In recent decades,
American politics has been dominated, at least rhetorically, by a battle
over the size of government. But that is not what the next few decades
of our politics will be about. With the frontiers of the state roughly
fixed, the issues that will define our major debates will concern the
complexity of government, rather than its sheer scope.
With that complexity has also come
incoherence. Conservatives over the last few years have increasingly
worried that America is, in Friedrich Hayek's ominous terms, on the road
to serfdom. But this concern ascribes vastly greater purpose and design
to our approach to public policy than is truly warranted. If anything,
we have arrived at a form of government with no ideological
justification whatsoever.
The complexity and incoherence of our
government often make it difficult for us to understand just what that
government is doing, and among the practices it most frequently hides
from view is the growing tendency of public policy to redistribute
resources upward to the wealthy and the organized at the expense of the
poorer and less organized. As we increasingly notice the consequences of
that regressive redistribution, we will inevitably also come to pay
greater attention to the daunting and self-defeating complexity of
public policy across multiple, seemingly unrelated areas of American
life, and so will need to start thinking differently about government.

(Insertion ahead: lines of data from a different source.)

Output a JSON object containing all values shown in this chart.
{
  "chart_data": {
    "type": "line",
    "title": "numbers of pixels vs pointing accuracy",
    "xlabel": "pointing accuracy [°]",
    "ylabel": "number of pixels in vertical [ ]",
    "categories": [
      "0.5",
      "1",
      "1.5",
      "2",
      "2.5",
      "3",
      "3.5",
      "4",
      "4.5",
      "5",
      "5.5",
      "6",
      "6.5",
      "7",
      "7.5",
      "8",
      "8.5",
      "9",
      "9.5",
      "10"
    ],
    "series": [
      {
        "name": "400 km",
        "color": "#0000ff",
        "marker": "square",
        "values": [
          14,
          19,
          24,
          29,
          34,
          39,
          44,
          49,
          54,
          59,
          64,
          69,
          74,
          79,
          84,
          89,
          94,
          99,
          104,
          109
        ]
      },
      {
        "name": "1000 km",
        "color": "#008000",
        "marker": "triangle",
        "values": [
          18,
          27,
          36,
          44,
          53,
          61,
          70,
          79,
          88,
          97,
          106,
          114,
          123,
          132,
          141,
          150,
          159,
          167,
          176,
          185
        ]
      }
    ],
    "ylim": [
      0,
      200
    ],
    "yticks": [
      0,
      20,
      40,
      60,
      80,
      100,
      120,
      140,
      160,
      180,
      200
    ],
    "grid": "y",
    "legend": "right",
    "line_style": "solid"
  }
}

Understanding, describing, and addressing this
problem of complexity and incoherence is the next great American
political challenge. But you cannot come to terms with such a problem
until you can properly name it. While we can name the major questions
that divide our politics — liberalism or conservatism, big government or
small — we have no name for the dispute between complexity and
simplicity in government, which cuts across those more familiar
ideological divisions. For lack of a better alternative, the problem of
complexity might best be termed the challenge of "kludgeocracy."
A "kludge" is defined by the Oxford English
Dictionary as "an ill-assorted collection of parts assembled to fulfill a
particular purpose...a clumsy but temporarily effective solution to a
particular fault or problem." The term comes out of the world of
computer programming, where a kludge is an inelegant patch put in place
to solve an unexpected problem and designed to be backward-compatible
with the rest of an existing system. When you add up enough kludges, you
get a very complicated program that has no clear organizing principle,
is exceedingly difficult to understand, and is subject to crashes. Any
user of Microsoft Windows will immediately grasp the concept.